We chose green grapes since they are easy to tell and there are many images to choose from for training purposes. To run, make sure you are using the GPU (runtime -> change runtime type -> GPU)

*The following sections were inspired and uses some of the code and text from:

- Géron, A. (2019) 2nd Ed. Hands-on machine learning with Scikit-Learn and TensorFlow: concepts, tools, and techniques to build intelligent systems.
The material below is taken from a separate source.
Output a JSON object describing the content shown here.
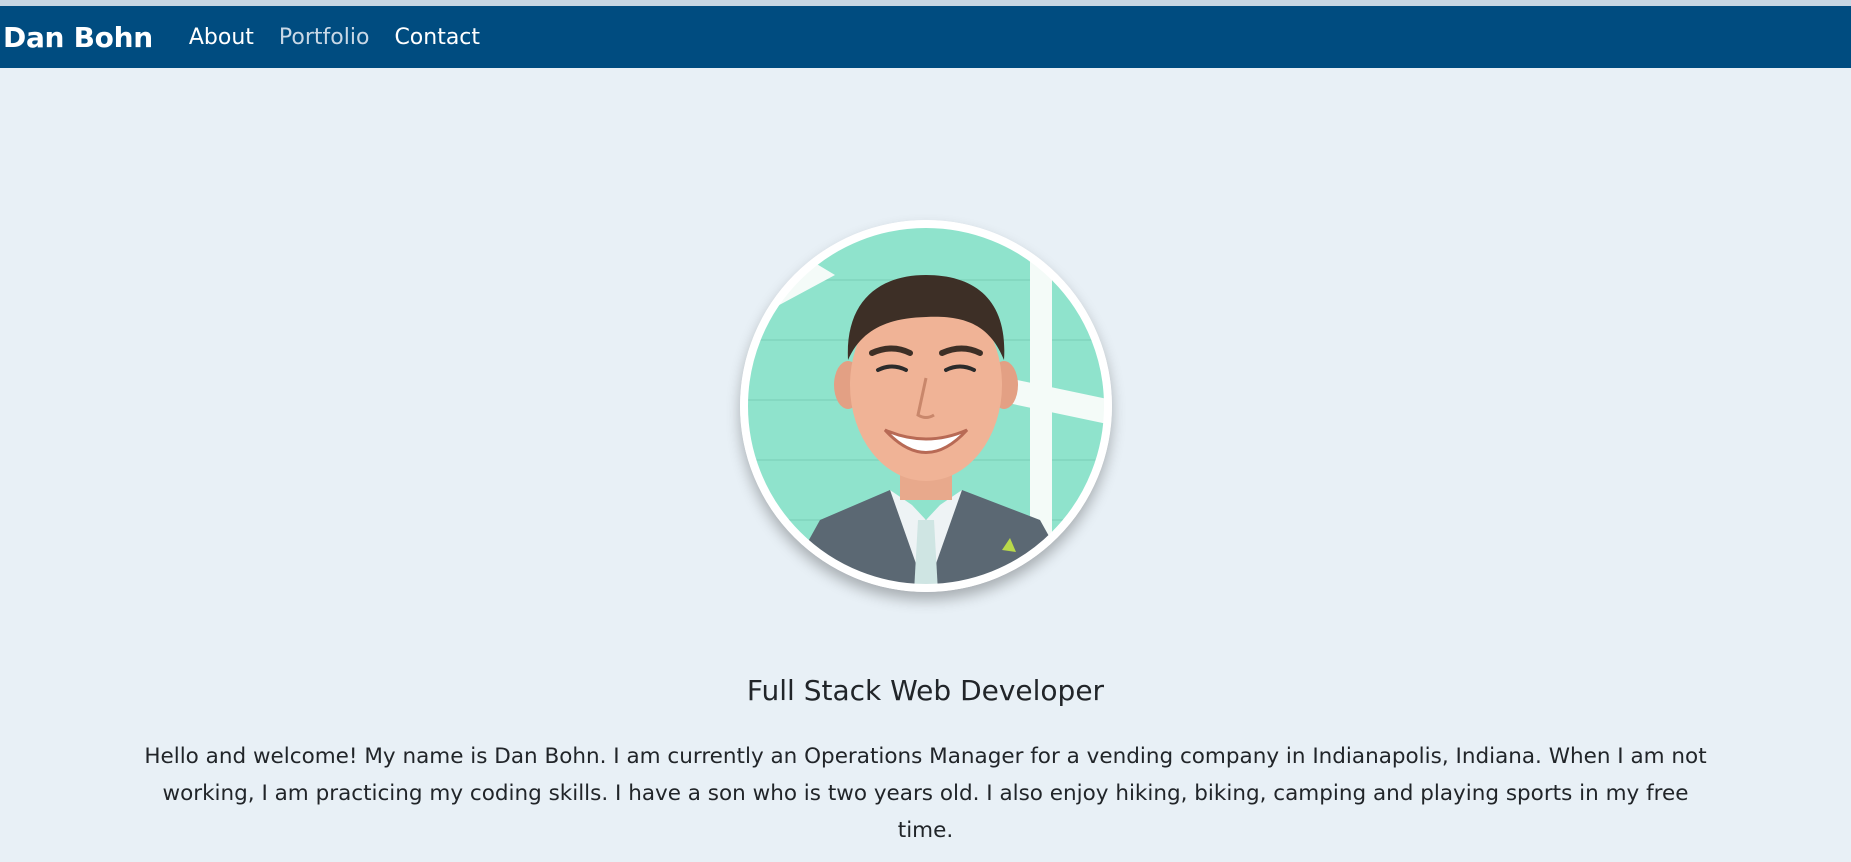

O'Reilly Media, Inc.( ISBN-10: 1491962291) Chapter 10
-Christian Lopez's Github, [NN Regularization with Keras Python Notebook ](https://colab.research.google.com/github/lopezbec/intro_python_notebooks/blob/master/NN_Regularization_with_Keras.ipynb?authuser=1#scrollTo=_HuUEdPgNCSo)

#Setup#

In [1]:
# Python ≥3.5 is required
import sys
assert sys.version_info >= (3, 5)

# Scikit-Learn ≥0.20 is required
import sklearn
assert sklearn.__version__ >= "0.20"

try:
    # %tensorflow_version only exists in Colab.
    %tensorflow_version 2.x
    !pip install tensorflow
except Exception:
    pass

# TensorFlow ≥2.0 is required
import tensorflow as tf
assert tf.__version__ >= "2.0"

# Common imports
import numpy as np
import os

# to make this notebook's output stable across runs
np.random.seed(42)

import time

# To plot pretty figures
%matplotlib inline
import matplotlib as mpl
import matplotlib.pyplot as plt
mpl.rc('axes', labelsize=14)
mpl.rc('xtick', labelsize=12)
mpl.rc('ytick', labelsize=12)


# Ignore useless warnings (see SciPy issue #5998)
import warnings
warnings.filterwarnings(action="ignore", message="^internal gelsd")
import logging

os.environ['TF_CPP_MIN_LOG_LEVEL'] = '3'  # FATAL
logging.getLogger('tensorflow').setLevel(logging.FATAL)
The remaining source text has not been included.